Need your thoughts about BSAM compression

sudarshan.srivathsav · New User Joined: 10 Jul 2012 Posts: 24 Location: USA

Hi,

I am trying to understand how BSAM does compression , Does IBM share the internal documentations of how they use BSAM to compress datasets. How much sampling they do before they start the actual compression.

I tried to PRINT the compressed striped dataset using the ADRDSSU utility, but i understood that after sampling a block of data, they start compressing.

I was interested to learn how IBM internally does this compression, what control blocks are involved in it etc etc.. I tried to see many documentations online but wasn't really successful in finding something useful.

Any inputs will be really helpful.

Thanks,
Sudarshan

Rohit Umarjikar · Posted: Thu Aug 14, 2014 2:59 am

Did you look these links which may help you?

www.redbooks.ibm.com/abstracts/gg244251.html
publib.boulder.ibm.com/infocenter/ieduasst/stgv1r0/index.jsp?topic=/com.ibm.iea.zos/zos/1.0/DFSMS/V1R0-SAM-Extended-Format-100808/player.html

sudarshan.srivathsav · New User Joined: 10 Jul 2012 Posts: 24 Location: USA

Thanks Rohit.

Have another question, BSAM initially does sampling to find the compression token, but then later it does sampling again after sometime, but trying to find what triggers BSAM to do another sampling??

Any thoughts?

Pete Wilson · Posted: Wed Aug 20, 2014 9:30 pm

Between 8K and 64K for generic compression and much more for tailored compression is sampled in deciding whether a file is eligible for compression.

Also, I believe the initial files primary allocation size has to be at least 8MB (~10cyls) for compression services to be invoked.

Definitely read the link Rohit posted...I just did and learnt a bit more myself.

I'm not sure what you meant about the DFDSS PRINT. Any process that opens a compressed file automatically decompresses the data being read.
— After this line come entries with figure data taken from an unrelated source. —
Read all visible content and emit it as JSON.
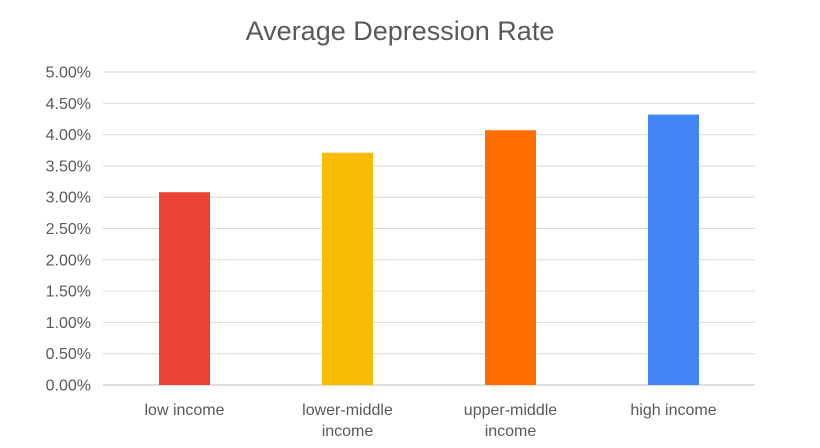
{
  "chart_data": {
    "type": "bar",
    "title": "Average Depression Rate",
    "xlabel": "",
    "ylabel": "",
    "categories": [
      [
        "low income"
      ],
      [
        "lower-middle",
        "income"
      ],
      [
        "upper-middle",
        "income"
      ],
      [
        "high income"
      ]
    ],
    "values": [
      0.0308,
      0.0371,
      0.0407,
      0.0432
    ],
    "bar_colors": [
      "#EA4335",
      "#FBBC04",
      "#FF6D01",
      "#4285F4"
    ],
    "ylim": [
      0,
      0.05
    ],
    "y_ticks": [
      0,
      0.005,
      0.01,
      0.015,
      0.02,
      0.025,
      0.03,
      0.035,
      0.04,
      0.045,
      0.05
    ],
    "y_tick_labels": [
      "0.00%",
      "0.50%",
      "1.00%",
      "1.50%",
      "2.00%",
      "2.50%",
      "3.00%",
      "3.50%",
      "4.00%",
      "4.50%",
      "5.00%"
    ],
    "grid": true,
    "legend": "none"
  }
}
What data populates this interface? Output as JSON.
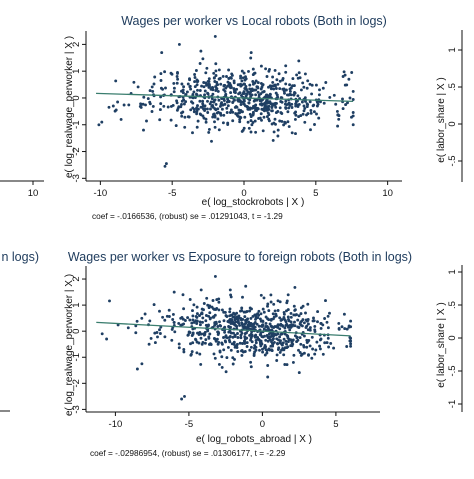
{
  "palette": {
    "marker": "#1f3f63",
    "fit_line": "#3a7d6e",
    "title": "#1e3b5c",
    "axis": "#111111"
  },
  "chart_data": [
    {
      "type": "scatter",
      "title": "Wages per worker vs Local robots (Both in logs)",
      "xlabel": "e( log_stockrobots | X )",
      "ylabel": "e( log_realwage_perworker | X )",
      "xlim": [
        -11,
        11
      ],
      "ylim": [
        -3.1,
        2.5
      ],
      "xticks": [
        "-10",
        "-5",
        "0",
        "5",
        "10"
      ],
      "yticks": [
        "-3",
        "-2",
        "-1",
        "0",
        "1",
        "2"
      ],
      "grid": false,
      "note": "coef = -.0166536, (robust) se = .01291043, t = -1.29",
      "fit": {
        "slope": -0.0166536,
        "x_range": [
          -10.3,
          7.6
        ]
      },
      "cloud": {
        "n": 720,
        "x_center": -0.2,
        "x_spread": 3.1,
        "x_min": -10.3,
        "x_max": 7.6,
        "y_spread": 0.55,
        "seed": 11
      },
      "points": [
        {
          "x": -9.9,
          "y": -0.9
        },
        {
          "x": -10.1,
          "y": -1.0
        },
        {
          "x": -9.4,
          "y": -0.35
        },
        {
          "x": -9.1,
          "y": -0.3
        },
        {
          "x": -8.8,
          "y": -0.15
        },
        {
          "x": -8.9,
          "y": -0.45
        },
        {
          "x": -5.5,
          "y": -2.55
        },
        {
          "x": -5.4,
          "y": -2.45
        },
        {
          "x": -4.5,
          "y": 2.0
        },
        {
          "x": -2.0,
          "y": 2.3
        },
        {
          "x": -3.0,
          "y": 1.75
        },
        {
          "x": 2.9,
          "y": 1.2
        },
        {
          "x": 6.9,
          "y": 0.8
        },
        {
          "x": 7.3,
          "y": 0.7
        },
        {
          "x": 7.5,
          "y": 0.95
        },
        {
          "x": 6.5,
          "y": -0.5
        },
        {
          "x": 5.2,
          "y": -0.75
        },
        {
          "x": -7.0,
          "y": -1.2
        }
      ]
    },
    {
      "type": "scatter",
      "title": "Wages per worker vs Exposure to foreign robots (Both in logs)",
      "xlabel": "e( log_robots_abroad | X )",
      "ylabel": "e( log_realwage_perworker | X )",
      "xlim": [
        -12,
        8
      ],
      "ylim": [
        -3.1,
        2.5
      ],
      "xticks": [
        "-10",
        "-5",
        "0",
        "5"
      ],
      "yticks": [
        "-3",
        "-2",
        "-1",
        "0",
        "1",
        "2"
      ],
      "grid": false,
      "note": "coef = -.02986954, (robust) se = .01306177, t = -2.29",
      "fit": {
        "slope": -0.02986954,
        "x_range": [
          -11.3,
          6.0
        ]
      },
      "cloud": {
        "n": 720,
        "x_center": -1.0,
        "x_spread": 3.0,
        "x_min": -11.3,
        "x_max": 6.0,
        "y_spread": 0.55,
        "seed": 23
      },
      "points": [
        {
          "x": -10.9,
          "y": -0.1
        },
        {
          "x": -10.6,
          "y": -0.3
        },
        {
          "x": -6.0,
          "y": 1.5
        },
        {
          "x": -5.4,
          "y": 1.4
        },
        {
          "x": -3.2,
          "y": 2.1
        },
        {
          "x": -5.5,
          "y": -2.6
        },
        {
          "x": -5.3,
          "y": -2.5
        },
        {
          "x": -8.5,
          "y": -1.45
        },
        {
          "x": -8.2,
          "y": -1.25
        },
        {
          "x": 5.2,
          "y": 0.3
        },
        {
          "x": 5.6,
          "y": 0.1
        },
        {
          "x": 5.9,
          "y": 0.2
        }
      ]
    }
  ],
  "partial_left": [
    {
      "xticks": [
        "10"
      ]
    },
    {
      "title_fragment": "n logs)"
    }
  ],
  "partial_right": [
    {
      "ylabel": "e( labor_share | X )",
      "yticks": [
        "1",
        ".5",
        "0",
        "-.5"
      ]
    },
    {
      "ylabel": "e( labor_share | X )",
      "yticks": [
        "1",
        ".5",
        "0",
        "-.5",
        "-1"
      ]
    }
  ]
}
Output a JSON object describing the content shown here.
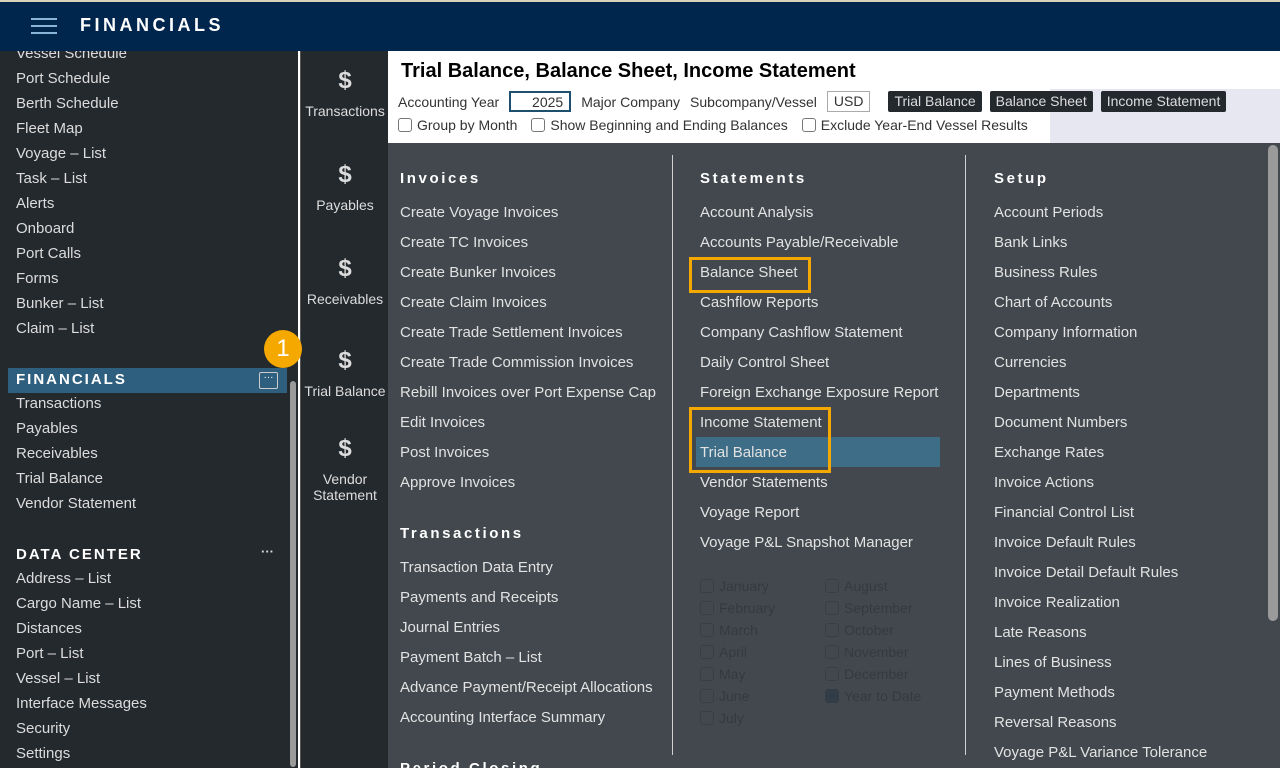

The format of the output would depend on the parameters you feed into the utility or the type of utility reading the file. Some of the data may be 'unprintable'.

sudarshan.srivathsav · New User Joined: 10 Jul 2012 Posts: 24 Location: USA

Thanks Pete , I happened to read the document and did learn a lot from that.

The utility I used to print the data set would not decompress it, here is the jcl code snippet to do the same:

PeterHolland · Posted: Wed Aug 20, 2014 9:45 pm

sudarshan.srivathsav · New User Joined: 10 Jul 2012 Posts: 24 Location: USA

Peter, I agree with you, but someone who knew about it can share a generic idea about it, so i could get better idea of why more TCB/SRB is spent on compressing files, and why the compression ratio is bad etc..

Did not mean to steal anything from IBM

!!

Pete Wilson · Posted: Mon Sep 01, 2014 8:33 pm

Looking at your JCL Sudarshan I see you have a volser coded which implies it is not an SMS managed dataset, so it is probably not compressed. I think it's still the case that they have to be SMS managed to be compressed.

If a file IS compressed, the system automatically decompresses the file when you open it and you have no control over that. Can you show a full LISTCAT ENT output for the file to show if it has a compression token or not.

sudarshan.srivathsav · New User Joined: 10 Jul 2012 Posts: 24 Location: USA

Peter ,

Please below:

Pete Wilson · Posted: Fri Sep 12, 2014 10:39 pm

OK so it is definitely SMS managed and compressed.

Not sure how you know for certain it is not decompressing when you print it with DFDSS. Have you verified that by trying to print the file with IDCAMS or SAS or something? If you browse the file through something like Fileaid does the data appear to be printable characters?

I doubt you will easily be able to get any details on the internal workings of the compression process. Even if it is available this sort of thing is usually what's termed 'Licenced Material' and would restricted to the teams who need to know about it.

To be honest there's probably more productive ways to spend your time. Normally I'd encourage research but in this case I wouldn't.